Naquele último dia de Touro em que os primeiros imigrantes italianos teriam chegado aos altos da Serra gaúcha, em 20 de maio de 1875, o planeta Mercúrio já transitava lá na frente, no signo de Gêmeos. Fiel ao seu significado astrológico, Mercúrio sugeria imediatas interações com o novo ambiente. Representava os aprendizados e as trocas cruciais para que se cumprisse o projeto da imigração. E uma figura real encarnou Mercúrio naquela empreitada de guiar os colonos na subida das encostas serranas em meio à floresta: o indígena Luís Antônio da Silva Lima, conhecido então como Luís Bugre.
Desde que li e ouvi por primeiro esse relato fundador, fiquei fascinado por saber que tinha sido um nativo da originária etnia kaingang o condutor dos forasteiros às terras nas quais viveriam. Já era ele um indígena aculturado, basta ver o nome e o sobrenome portugueses. Como dominava de berço cada palmo daqueles verdes peraus, ninguém melhor que Luís para ser vaqueano, termo regional referente ao conhecedor dos caminhos e atalhos e que, por isso, serve de guia aos demais. Ora, nada mais mercuriano que um vaqueano, encarnação do mitológico senhor das estradas e caminhos.
Com a intenção de escrever aqui sobre Luís, fui atrás de pistas do homem. Nas pesquisas, descobri logo que não sou o único fascinado pelo vaqueano da Serra: há muitos artigos e dissertações de historiadores sobre ele, com os mais diferentes enfoques. E quanto mais camadas eu descobria, mas o associava ao arquétipo astrológico de Mercúrio. O antigo deus mensageiro dos romanos, sincretizado do Hermes grego, ligava mundos diferentes, o que o dotava de habilidades comunicativas, além de astúcias e ambiguidades. Era adorado nas encruzilhadas, confluências de rotas, como cabia a uma divindade que entendia de fronteiras, assimilações e diferenças.

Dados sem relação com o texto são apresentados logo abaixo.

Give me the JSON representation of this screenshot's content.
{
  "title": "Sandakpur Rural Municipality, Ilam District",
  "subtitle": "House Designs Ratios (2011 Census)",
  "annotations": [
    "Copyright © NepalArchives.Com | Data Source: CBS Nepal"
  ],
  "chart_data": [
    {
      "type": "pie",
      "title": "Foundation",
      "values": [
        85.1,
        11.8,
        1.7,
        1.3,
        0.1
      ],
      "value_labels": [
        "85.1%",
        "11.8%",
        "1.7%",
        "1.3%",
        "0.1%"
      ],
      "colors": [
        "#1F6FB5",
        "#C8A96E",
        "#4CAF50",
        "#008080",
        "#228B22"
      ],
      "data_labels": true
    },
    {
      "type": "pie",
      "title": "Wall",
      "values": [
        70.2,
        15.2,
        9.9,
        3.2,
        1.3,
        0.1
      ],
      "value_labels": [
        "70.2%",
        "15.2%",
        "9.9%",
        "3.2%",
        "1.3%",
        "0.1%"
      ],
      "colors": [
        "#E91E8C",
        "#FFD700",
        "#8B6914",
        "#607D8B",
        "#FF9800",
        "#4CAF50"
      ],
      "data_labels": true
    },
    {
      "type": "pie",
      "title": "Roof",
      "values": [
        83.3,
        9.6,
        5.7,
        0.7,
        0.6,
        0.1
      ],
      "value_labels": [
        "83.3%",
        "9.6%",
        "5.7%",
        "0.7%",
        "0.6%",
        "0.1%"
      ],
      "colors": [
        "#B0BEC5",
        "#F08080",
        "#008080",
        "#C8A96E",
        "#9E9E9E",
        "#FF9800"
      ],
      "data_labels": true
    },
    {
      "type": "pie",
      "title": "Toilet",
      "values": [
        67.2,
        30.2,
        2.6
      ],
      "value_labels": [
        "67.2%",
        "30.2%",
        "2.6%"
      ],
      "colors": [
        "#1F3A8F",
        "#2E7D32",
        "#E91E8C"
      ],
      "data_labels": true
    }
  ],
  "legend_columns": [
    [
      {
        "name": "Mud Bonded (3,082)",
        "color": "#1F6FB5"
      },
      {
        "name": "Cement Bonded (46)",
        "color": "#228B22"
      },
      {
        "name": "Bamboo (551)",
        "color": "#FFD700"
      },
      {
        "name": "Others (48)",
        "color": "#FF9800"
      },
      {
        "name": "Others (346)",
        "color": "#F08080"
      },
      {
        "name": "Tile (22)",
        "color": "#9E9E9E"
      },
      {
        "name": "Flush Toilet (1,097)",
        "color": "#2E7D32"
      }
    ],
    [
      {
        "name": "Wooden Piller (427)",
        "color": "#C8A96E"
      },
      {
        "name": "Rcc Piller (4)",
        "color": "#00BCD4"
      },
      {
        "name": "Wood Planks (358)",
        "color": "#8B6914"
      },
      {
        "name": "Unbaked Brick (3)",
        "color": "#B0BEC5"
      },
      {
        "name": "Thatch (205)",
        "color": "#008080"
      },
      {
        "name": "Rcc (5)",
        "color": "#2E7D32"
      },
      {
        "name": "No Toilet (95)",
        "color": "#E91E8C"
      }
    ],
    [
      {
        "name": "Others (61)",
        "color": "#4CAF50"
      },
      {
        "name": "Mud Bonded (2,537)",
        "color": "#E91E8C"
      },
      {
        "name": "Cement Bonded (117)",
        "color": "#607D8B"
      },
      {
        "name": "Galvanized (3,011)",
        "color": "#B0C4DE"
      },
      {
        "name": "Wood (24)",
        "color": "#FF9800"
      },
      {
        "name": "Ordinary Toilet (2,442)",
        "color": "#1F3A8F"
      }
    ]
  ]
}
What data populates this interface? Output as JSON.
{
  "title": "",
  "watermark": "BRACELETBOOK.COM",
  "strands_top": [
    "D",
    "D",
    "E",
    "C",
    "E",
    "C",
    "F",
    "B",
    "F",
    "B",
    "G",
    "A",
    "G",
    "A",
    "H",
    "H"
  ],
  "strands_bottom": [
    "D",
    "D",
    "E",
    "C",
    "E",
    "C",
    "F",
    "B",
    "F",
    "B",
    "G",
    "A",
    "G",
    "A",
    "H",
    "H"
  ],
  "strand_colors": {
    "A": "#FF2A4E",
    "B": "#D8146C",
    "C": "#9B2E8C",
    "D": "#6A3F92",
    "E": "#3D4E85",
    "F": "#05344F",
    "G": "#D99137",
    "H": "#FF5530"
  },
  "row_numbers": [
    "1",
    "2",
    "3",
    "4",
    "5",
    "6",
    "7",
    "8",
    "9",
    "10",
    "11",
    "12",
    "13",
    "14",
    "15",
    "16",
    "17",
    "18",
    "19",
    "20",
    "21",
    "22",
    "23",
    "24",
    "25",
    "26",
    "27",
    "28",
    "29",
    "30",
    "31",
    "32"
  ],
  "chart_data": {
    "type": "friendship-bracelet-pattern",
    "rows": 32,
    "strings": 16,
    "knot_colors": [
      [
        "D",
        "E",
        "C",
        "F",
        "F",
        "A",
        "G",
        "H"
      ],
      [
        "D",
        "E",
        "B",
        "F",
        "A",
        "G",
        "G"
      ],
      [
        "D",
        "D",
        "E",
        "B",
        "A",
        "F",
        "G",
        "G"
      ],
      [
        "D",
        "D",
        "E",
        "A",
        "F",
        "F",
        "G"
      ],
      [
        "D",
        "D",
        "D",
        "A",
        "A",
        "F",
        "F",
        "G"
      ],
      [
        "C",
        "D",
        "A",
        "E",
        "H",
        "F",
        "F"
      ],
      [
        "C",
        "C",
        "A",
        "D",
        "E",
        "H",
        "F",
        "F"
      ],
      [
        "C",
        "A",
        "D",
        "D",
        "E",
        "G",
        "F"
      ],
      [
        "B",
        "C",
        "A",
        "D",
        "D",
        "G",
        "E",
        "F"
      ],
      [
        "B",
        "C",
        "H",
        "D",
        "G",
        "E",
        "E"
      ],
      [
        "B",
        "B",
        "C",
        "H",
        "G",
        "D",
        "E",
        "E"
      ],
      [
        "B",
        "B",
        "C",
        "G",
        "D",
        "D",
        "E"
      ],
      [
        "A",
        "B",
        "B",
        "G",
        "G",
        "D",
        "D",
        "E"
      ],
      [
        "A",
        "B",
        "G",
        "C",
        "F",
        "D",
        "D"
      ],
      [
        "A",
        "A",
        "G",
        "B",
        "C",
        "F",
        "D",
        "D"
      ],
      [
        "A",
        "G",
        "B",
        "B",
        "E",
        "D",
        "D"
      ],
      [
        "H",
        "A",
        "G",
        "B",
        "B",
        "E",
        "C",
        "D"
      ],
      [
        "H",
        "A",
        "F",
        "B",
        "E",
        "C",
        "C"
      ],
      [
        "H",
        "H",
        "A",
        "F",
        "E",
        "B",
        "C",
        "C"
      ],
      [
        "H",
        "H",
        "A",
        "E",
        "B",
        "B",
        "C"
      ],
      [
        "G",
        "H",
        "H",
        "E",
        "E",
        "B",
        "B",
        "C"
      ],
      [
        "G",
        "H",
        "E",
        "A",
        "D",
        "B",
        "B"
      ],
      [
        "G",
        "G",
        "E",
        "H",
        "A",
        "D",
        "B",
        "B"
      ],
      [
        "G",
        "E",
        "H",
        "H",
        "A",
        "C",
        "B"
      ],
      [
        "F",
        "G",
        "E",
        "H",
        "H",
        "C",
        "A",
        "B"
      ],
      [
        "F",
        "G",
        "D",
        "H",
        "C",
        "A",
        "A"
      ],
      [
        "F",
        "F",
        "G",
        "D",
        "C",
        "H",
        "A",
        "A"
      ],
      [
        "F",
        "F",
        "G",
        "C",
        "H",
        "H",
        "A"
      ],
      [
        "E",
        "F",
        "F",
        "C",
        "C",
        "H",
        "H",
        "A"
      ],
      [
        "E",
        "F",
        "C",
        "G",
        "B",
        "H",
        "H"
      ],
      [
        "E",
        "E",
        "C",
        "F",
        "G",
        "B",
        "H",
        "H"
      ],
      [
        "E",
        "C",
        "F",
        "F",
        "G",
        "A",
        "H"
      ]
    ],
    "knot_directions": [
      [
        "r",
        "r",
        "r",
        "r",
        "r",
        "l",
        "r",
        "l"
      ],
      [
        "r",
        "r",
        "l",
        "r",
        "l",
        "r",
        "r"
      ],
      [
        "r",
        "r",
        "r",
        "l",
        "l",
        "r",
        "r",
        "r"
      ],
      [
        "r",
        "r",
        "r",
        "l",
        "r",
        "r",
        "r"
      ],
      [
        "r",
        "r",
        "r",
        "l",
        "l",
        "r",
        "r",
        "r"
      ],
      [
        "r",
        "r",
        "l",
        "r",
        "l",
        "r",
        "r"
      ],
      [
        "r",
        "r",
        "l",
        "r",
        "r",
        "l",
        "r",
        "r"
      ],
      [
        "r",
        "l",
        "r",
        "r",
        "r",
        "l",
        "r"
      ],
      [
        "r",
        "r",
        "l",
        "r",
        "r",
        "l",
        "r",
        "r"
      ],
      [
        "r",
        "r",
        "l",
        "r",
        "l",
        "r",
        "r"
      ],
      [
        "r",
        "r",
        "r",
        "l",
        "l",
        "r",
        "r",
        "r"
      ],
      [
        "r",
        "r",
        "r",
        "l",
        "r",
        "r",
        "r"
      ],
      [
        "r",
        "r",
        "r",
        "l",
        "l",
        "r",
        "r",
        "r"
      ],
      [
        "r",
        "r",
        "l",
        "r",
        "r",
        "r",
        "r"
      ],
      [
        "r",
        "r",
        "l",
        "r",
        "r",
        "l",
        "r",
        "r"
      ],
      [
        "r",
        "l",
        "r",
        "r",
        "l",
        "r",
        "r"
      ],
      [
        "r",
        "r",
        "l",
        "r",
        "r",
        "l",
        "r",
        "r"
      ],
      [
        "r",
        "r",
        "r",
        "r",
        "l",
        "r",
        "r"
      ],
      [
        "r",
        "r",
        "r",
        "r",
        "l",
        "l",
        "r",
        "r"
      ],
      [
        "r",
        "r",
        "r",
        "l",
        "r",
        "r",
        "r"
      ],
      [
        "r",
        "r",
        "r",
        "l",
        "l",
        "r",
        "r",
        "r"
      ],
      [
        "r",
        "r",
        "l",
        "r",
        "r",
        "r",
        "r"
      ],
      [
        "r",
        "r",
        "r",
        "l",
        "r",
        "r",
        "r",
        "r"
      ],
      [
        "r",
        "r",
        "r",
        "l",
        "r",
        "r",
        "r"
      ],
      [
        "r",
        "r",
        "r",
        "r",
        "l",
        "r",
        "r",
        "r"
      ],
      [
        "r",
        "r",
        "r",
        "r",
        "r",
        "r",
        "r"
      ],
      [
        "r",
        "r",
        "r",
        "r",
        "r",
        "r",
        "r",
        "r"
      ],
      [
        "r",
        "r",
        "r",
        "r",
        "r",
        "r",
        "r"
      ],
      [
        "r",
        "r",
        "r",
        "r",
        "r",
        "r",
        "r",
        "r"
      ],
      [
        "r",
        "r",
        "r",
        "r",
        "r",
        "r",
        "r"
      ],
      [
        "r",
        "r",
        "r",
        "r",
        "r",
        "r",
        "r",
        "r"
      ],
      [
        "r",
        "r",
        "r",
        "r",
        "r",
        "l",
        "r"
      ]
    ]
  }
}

A aculturação de Luís Bugre começara aos 11 anos, quando fora capturado pelos colonos alemães após uma tentativa de pilhagem dos kaingang às lavouras no Vale do Rio Caí, em 1847. O menino teria sido alvejado num joelho, o que impediu sua fuga com os demais. Foi então adotado e batizado por um colono lusitano, daí o sobrenome. E cresceu ali, aos pés da Serra, entre lusos e alemães, aprendendo línguas e costumes, mas mantendo periódicos encontros com sua tribo. Consta que detestava ser chamado de bugre, termo comum à época mas já carregado de racismo.
Em 1867, oito anos antes da chegada dos italianos à Serra, Luís fora acusado de traição pelos alemães. Apontaram-no como colaborador no rapto da mulher e do casal de filhos de um colono holandês pelos kaingang. Apenas o rapaz escapara com vida das mãos dos indígenas, terminando por incriminar Luís no retorno à comunidade. Este, então, se retirou, sozinho e amargurado, para mais distante. Tinha em torno de 40 anos quando atuou como vaqueano na comitiva das primeiras famílias italianas aos altos da Serra.
Fontes afirmam que Luís depois teria se casado com uma italiana e até se instalado também como colono na região. Teria sido dele a sugestão de mudança da sede colonial para uma área outrora ocupada por seu povo, um tal Campo dos Bugres, hoje Caxias do Sul. Pode haver personagem mais cheio de nuances culturais, fronteiras e mistérios que esse abridor de caminhos da história local?